Penggunaan teknologi penangkapan ikan yang tepat tentu akan memberikan
produktivitas yang tinggi dan tidak memberikan dampak negatif terhadap
kelestarian sumber daya ikan dan lingkungan. Namun hal tersebut belum
dipahami sepenuhnya oleh nelayan di Kabupaten tangerang sehingga masih saja
ditemukan penggunaan alat/teknologi penangkapan ikan yang tidak ramah
lingkungan. Komitmen pemerintah pusat dan daerah untuk menciptakan kegiatan
penangkapan yang ramah lingkungan dan berkelanjutan menunjukkan adanya
peningkatan. Sepanjang bulan Januari 2015 saja, telah terbit tiga peraturan
menteri Kelautan dan Perikanan yang mengatur tentang legal size untuk
penangkapan rajungan, lobster dan kepiting bakau, pelarangan penggunaan pukat
hela dan pukat tarik serta larangan melakukan penangkapan di wilayah spawning
ground untuk Thunnusalbacares di WPP 714. Tentunya hal ini perlu didukung
oleh segenap stakeholders di daerah melalui kegiatan pengawasan dan penerapan
alat tangkap yang ramah lingkungan.
Penggunaan alat tangkap yang ramah lingkungan bukan saja akan
memberikan manfaat terhadap kelestarian sumberdaya, namun juga akan
memberikan keamanan berusaha karena tidak melanggar aturan yang ada.
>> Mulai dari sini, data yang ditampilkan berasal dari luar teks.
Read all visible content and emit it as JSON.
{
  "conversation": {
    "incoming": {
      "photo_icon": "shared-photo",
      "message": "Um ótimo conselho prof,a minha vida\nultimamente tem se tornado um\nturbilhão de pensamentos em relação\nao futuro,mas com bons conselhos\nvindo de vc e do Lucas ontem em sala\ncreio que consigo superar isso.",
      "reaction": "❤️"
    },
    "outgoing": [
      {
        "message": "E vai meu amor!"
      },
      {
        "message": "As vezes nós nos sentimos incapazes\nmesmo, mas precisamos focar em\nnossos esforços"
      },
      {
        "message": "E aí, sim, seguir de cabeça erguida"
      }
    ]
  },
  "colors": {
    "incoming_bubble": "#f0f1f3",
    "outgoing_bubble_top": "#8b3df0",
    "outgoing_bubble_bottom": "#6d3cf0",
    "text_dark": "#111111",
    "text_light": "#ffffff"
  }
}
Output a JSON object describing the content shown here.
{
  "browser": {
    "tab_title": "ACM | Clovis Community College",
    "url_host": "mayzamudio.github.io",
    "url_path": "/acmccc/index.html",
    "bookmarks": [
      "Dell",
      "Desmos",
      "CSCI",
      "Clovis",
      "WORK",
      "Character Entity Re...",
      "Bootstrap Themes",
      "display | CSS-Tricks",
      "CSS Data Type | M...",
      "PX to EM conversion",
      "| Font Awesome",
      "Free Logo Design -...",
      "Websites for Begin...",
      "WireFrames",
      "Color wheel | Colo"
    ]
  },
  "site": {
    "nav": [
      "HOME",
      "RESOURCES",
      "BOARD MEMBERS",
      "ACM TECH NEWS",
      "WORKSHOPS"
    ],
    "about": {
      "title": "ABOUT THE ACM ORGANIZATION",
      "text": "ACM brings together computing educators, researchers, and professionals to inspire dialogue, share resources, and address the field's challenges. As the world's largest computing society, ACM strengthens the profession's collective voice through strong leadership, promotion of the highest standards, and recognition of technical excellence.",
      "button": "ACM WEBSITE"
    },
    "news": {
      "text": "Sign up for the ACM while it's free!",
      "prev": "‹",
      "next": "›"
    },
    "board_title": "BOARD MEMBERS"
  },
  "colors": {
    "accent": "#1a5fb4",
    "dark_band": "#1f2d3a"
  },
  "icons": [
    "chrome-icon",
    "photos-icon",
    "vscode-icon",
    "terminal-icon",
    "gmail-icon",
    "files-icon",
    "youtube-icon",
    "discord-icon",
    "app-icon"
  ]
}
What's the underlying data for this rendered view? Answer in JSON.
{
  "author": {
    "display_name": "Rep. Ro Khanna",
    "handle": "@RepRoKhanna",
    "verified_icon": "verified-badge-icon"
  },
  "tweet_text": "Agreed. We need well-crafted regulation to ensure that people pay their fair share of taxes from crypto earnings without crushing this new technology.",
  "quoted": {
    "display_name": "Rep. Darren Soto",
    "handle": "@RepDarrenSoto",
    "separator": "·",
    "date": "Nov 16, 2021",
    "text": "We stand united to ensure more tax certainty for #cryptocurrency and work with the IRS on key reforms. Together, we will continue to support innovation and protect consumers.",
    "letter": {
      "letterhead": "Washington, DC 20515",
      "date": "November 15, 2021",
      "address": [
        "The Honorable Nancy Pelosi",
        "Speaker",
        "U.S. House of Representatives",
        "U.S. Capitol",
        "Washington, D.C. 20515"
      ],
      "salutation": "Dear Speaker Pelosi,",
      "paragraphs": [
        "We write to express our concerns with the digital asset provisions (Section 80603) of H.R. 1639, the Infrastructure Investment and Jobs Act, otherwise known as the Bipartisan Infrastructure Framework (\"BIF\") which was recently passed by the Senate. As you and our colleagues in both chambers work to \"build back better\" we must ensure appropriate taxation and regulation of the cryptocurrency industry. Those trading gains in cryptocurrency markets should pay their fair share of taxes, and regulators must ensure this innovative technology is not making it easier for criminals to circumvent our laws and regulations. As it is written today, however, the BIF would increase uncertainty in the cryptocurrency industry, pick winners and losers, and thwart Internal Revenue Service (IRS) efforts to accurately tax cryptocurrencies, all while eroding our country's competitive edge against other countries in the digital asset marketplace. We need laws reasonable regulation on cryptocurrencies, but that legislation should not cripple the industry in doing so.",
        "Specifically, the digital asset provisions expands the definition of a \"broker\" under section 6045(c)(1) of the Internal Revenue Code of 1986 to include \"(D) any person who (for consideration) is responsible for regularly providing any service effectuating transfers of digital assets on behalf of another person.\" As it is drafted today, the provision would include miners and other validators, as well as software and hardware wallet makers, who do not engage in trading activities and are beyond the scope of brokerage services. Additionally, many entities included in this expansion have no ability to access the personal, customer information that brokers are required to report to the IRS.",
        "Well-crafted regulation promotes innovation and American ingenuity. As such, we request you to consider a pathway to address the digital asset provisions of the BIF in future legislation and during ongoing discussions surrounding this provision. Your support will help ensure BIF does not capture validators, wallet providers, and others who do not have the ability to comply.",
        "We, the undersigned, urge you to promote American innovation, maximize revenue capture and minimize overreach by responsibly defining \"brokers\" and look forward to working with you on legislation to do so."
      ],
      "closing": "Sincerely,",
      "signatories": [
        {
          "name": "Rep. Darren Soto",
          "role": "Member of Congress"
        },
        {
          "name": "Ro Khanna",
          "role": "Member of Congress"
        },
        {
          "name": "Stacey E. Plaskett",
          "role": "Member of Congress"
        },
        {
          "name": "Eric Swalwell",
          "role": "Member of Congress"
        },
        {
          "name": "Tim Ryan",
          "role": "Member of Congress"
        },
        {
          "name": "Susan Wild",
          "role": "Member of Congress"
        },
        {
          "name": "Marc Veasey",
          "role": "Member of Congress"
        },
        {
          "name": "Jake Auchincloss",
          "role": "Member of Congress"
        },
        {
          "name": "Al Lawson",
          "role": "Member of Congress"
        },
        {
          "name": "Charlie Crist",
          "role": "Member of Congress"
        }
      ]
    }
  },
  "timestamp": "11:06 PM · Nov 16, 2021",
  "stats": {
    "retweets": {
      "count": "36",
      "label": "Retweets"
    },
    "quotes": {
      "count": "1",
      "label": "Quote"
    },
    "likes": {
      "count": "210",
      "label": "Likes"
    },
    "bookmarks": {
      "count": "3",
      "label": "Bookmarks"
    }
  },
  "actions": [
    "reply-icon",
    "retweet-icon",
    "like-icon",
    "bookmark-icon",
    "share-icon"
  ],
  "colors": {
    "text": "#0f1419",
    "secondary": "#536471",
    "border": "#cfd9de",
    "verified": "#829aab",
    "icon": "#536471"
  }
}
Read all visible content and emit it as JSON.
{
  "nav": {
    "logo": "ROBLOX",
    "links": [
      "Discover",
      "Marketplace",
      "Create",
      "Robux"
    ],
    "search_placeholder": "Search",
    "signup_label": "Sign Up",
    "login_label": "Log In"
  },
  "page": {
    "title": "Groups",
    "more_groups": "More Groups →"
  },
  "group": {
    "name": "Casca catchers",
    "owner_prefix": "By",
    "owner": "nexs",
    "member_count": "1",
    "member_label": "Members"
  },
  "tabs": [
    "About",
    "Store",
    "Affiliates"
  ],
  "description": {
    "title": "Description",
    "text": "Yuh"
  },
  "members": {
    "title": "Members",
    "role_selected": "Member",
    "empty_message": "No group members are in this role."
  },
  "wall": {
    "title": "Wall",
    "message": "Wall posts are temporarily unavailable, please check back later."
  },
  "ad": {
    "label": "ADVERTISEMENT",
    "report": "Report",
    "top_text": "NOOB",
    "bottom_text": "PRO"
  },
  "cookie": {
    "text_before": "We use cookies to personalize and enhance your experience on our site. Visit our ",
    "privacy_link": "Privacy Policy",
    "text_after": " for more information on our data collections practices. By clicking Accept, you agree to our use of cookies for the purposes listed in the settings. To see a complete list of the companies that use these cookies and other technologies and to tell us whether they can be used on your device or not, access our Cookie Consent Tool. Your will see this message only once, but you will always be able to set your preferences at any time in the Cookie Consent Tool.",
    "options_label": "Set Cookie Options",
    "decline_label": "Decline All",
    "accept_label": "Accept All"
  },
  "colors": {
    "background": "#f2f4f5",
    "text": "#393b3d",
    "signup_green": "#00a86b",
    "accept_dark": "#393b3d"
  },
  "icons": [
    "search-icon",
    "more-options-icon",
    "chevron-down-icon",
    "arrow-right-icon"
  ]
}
Namun
dalam prakteknya, introduksi alat tangkap yang ramah lingkungan membutuhkan
waktu yang relatif lama dan komitmen tanpa batas. Bukan alat tangkapnya yang
belum tersedia namun penerimaan nelayanlah yang umumnya menjadi kendala.
Merubah alat tangkap yang sudah sekian lama digunakan oleh nelayan bukanlah
3
merupakan pekerjaan yang mudah. Resistensi yang berkembang di kalangan
nelayan tentunya menjadi kendala utama. Selain itu, alat tangkap ramah
lingkungan yang disarankan belum tentu memiliki produktivitas yang sama
dengan alat tangkap sebelumnya. Oleh karena itu diperlukan perencanaan yang
komprehensif dan detail dalam penggunaan alat tangkap yang ramah lingkungan
di Kabupaten Tangerang sehingga kegiatan perikanan tangkap yang dilakukan
nelayan lebih ramah lingkungan dan berkelanjutan.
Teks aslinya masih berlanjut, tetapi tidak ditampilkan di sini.